Looks like some discarded paper products – newspapers and packing materials. In other words, trash, or perhaps paper recycling if we were being good global citizens. There are surely many secondary uses for something like this. I’ll give you my answer on this in just a second.
What do you see?
These are seed pods from the Texas Ebony tree. It stands to reason that the Texas Ebony trees in my yard are the very distant descendants of ancient Texas Ebony trees. Trees that probably stood here in this very same region, perhaps in a tranquil near silence, before humans were ever here. Just as today, their seed pods would have fallen everywhere and would have almost been a nuisance had anyone been here to care. My answer on this, too, in just a second.
The above picture is your only clue. It may help you deduce where I’m going with part of this. The clue is this: Near-useless weeds are endemic in South Texas just like they are endemic in many other places. There are many ways you can try to manage or eliminate them…
What if we harnessed the shape and size of Texas Ebony seed pods by placing them and the newspaper down over weed growth?
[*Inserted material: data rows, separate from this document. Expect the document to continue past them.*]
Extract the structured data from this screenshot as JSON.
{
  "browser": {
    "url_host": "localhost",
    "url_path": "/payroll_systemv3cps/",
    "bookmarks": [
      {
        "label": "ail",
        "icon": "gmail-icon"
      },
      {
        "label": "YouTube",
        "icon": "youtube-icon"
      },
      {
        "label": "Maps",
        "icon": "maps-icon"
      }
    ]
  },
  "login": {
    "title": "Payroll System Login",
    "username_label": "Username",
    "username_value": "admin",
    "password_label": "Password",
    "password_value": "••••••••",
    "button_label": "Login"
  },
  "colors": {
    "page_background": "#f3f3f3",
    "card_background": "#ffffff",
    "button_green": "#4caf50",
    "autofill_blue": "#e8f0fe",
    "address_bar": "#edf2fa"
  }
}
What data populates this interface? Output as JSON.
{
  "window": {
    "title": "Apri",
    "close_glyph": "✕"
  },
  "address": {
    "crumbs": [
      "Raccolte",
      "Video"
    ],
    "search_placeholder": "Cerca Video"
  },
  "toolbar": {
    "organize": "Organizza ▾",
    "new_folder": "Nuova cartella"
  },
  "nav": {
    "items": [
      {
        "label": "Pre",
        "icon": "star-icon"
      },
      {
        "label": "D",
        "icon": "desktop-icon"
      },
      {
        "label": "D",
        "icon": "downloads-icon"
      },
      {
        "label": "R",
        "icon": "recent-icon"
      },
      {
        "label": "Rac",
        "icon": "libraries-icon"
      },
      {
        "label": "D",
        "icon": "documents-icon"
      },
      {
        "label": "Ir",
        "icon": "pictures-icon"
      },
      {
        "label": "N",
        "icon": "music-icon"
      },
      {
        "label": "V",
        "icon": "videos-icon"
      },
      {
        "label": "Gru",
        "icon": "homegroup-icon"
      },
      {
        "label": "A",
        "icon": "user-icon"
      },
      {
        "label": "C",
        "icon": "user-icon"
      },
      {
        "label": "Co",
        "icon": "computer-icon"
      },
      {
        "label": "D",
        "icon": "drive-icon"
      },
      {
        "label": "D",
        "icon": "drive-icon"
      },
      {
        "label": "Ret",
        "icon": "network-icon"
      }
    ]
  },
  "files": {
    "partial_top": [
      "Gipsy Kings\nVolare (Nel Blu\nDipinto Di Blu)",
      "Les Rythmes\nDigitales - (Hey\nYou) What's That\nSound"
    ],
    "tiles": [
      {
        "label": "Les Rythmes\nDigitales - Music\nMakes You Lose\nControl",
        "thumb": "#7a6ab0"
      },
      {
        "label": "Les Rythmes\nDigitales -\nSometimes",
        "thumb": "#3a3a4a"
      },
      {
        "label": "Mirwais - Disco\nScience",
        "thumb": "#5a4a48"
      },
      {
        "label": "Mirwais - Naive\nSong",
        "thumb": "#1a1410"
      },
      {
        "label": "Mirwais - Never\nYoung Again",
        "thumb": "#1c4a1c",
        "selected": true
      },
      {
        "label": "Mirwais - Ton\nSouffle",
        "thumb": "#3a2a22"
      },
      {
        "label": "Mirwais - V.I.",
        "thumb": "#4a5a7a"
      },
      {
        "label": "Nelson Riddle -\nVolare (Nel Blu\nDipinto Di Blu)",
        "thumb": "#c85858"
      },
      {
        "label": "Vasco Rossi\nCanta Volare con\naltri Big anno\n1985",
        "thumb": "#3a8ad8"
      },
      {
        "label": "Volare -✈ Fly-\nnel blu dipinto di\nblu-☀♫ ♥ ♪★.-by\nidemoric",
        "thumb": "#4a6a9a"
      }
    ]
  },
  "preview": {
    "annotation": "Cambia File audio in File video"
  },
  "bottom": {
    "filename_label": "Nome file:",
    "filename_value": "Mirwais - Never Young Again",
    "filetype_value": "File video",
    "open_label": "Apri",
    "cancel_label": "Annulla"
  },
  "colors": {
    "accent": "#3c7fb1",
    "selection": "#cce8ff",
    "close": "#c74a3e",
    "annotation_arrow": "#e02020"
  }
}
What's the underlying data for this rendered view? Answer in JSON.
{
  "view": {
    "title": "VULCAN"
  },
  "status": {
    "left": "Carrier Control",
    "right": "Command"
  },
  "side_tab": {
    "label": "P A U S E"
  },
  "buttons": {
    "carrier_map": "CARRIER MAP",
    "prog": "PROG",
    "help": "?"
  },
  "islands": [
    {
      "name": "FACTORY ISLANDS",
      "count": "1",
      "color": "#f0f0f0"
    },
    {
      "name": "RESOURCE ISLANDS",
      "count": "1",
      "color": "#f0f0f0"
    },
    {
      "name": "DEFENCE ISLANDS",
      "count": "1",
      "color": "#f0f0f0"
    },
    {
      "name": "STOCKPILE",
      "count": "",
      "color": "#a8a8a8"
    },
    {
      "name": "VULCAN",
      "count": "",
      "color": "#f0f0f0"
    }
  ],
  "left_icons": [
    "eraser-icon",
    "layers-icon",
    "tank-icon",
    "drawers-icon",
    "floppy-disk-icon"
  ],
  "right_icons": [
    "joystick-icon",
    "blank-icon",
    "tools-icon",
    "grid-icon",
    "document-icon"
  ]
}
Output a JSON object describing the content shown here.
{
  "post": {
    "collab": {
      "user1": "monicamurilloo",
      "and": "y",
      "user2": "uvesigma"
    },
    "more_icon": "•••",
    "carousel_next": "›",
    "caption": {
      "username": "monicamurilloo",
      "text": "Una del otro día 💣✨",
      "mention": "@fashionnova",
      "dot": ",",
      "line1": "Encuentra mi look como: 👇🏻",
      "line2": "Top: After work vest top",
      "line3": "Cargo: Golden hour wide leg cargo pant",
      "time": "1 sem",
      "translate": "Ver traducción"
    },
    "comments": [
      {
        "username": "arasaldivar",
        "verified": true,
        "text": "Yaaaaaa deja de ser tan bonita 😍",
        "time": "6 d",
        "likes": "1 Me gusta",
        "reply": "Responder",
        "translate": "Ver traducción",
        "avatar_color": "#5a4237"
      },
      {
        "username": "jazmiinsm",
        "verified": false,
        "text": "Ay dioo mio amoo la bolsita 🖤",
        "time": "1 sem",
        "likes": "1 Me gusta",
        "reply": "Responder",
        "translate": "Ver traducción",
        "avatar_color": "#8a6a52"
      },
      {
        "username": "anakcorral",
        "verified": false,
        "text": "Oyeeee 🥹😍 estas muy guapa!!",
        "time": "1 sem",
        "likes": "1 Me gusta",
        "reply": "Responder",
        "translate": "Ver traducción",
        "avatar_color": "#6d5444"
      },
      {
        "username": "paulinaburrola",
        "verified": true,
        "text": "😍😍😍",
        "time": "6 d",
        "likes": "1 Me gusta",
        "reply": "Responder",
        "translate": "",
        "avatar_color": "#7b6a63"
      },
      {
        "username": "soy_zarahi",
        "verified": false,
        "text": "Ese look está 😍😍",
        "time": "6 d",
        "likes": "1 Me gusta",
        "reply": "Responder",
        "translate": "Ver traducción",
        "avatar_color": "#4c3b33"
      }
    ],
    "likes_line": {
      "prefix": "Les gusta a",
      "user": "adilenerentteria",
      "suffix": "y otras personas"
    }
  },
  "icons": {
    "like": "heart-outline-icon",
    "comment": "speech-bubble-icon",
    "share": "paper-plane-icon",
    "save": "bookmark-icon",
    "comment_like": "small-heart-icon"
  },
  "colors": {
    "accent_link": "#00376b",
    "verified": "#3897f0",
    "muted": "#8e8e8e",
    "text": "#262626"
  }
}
Then you would have a semi-permanent weed barrier, and best of all, it would have style. To me, this is an instance of perfect South Texas Style. Truly, this is something that cannot be bought. You can’t buy this weed barrier at Home Depot or Lowe’s. If you’re in the U.S., you have to be in South Texas to get it, and when you go to get it, there’s usually an abundance waiting for you.
The newspapers will break down over time, but that’s OK. Their purpose is actually two-fold. First, depending on how much you put down, the newspapers all but guarantee the existing weeds will die. Otherwise, it will be a huge struggle keeping them from pushing through the second weed barrier (in this case, seed pods). Second, they buy you time. We didn’t want to have to round up two or three layers of seed pods all at once for our various yard projects. The newspapers allow you to incrementally add that second weed barrier without having to deal with new weed growth.
One reason, in particular, we want to place weed barriers around trees and small structures is that we want to be able to cut every blade of grass or every weed with a lawn mower, and not have to bring out another tool to deal with the remaining weeds that are right up against the tree or structure.
Getting closer to the beginning, we have several bamboo plants. Bamboo can be used for a lot of things! Some of its uses include food, structures, and weapons.
We have dug out a small crater right next to one of our bamboo plants. We route some of our graywater to this crater so it can be better utilized. (The ideal design for such a crater would be a bowl-like, concave impression with the bamboo plant right in the middle. However, for various reasons, we chose to do it this way.)
One other great bamboo use stems from the fact it is very easy to put through a chipper and turn into fine-grained bamboo pieces. These chips are a great second-level weed barrier. More bamboo growth will give us more ammunition to snuff out more weeds. This is pretty good holistic efficiency.
But what about that huge crater? It’s not very appealing to have a huge hold in the middle of your yard!
Now back at the very beginning, we take some of that old lumber, saw it down to size, and cover the crater so we can walk over it.
The old Van Berg dairy farm lives on.